Vous connaissez sans doute cette expression tout droit venue de nos chers amis anglo-saxons : THE FRENCH PARADOX.
“Ce concept est né il y a près de 20 ans lorsque statisticiens et cardiologues se sont intéressés tout particulièrement aux données concernant des maladies des artères coronaires comme l’infarctus du myocarde. Ils ont constaté que les Français, et plus particulièrement les habitants des régions du sud-ouest de la France, alors qu’ils ont une ration calorique plus riche, avaient des taux de cholestérol sanguin équivalents à ceux des autres pays industrialisés, sans avoir une alimentation particulièrement pauvre en graisses animales.
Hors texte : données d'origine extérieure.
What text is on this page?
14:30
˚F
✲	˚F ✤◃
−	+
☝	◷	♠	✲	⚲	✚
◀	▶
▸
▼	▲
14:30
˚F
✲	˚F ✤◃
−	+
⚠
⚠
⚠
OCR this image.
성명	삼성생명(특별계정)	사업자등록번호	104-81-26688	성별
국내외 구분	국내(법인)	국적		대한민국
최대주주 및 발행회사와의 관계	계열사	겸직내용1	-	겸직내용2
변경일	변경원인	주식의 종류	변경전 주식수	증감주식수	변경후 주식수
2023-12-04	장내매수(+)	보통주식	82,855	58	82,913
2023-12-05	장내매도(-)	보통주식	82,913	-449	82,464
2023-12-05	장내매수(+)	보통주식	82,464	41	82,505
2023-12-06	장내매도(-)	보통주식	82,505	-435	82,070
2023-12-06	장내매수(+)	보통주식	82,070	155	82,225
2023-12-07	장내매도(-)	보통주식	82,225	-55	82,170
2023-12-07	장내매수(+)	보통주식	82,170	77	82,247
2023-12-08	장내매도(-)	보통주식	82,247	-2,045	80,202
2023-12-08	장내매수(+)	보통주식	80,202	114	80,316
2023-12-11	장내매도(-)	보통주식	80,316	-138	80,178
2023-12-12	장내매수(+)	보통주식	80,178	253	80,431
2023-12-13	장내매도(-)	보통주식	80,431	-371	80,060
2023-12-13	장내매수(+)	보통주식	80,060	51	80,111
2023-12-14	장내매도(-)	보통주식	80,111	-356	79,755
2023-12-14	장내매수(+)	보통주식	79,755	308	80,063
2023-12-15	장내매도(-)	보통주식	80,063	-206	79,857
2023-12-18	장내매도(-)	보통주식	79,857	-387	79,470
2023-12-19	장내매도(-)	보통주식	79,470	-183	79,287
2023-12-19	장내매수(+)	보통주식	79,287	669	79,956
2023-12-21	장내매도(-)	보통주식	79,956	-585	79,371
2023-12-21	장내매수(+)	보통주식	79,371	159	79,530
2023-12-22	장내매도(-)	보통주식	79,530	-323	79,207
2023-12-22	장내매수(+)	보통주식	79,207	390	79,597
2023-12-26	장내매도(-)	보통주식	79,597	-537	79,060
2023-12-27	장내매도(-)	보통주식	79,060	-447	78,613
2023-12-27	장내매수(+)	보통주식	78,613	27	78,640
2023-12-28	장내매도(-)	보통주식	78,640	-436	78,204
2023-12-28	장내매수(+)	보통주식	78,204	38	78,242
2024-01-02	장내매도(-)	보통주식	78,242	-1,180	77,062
Mais force est de constater qu’ils consomment davantage de gras végétal, de fruits et légumes … et de vin. Les victimes françaises d’infarctus étaient bien moins nombreuses que celles d’autres pays. D’où l’idée d’un paradoxe français”
Aujourd’hui la tendance s’inverse et le fameux “un petit verre de rouge est bon pour la santé” tend à disparaître du discours des instances médicales qui jusqu’alors n’y voyait aucun risque pour la santé. Il ya quelques jours l’Institut national du cancer (Inca) faisait état de l’impact de la nutrition sur les cancers et au premier rang des accusés, l’alcool. Alors quel avenir pour notre “french paradox”? Visiblement plus grand chose puisque Paule Martel, directrice de recherche agronomique (Inra) affirme : “toute consommation quotidienne de vin est déconseillée”. L’étude menée par l’Inca pointe l’augmentation du risque de plusieurs cancers : bouche, pharynx, larynx, oesophage, sein, foie… lié à la prise d’alcool…
Notre French paradox n’était-il qu’un mythe?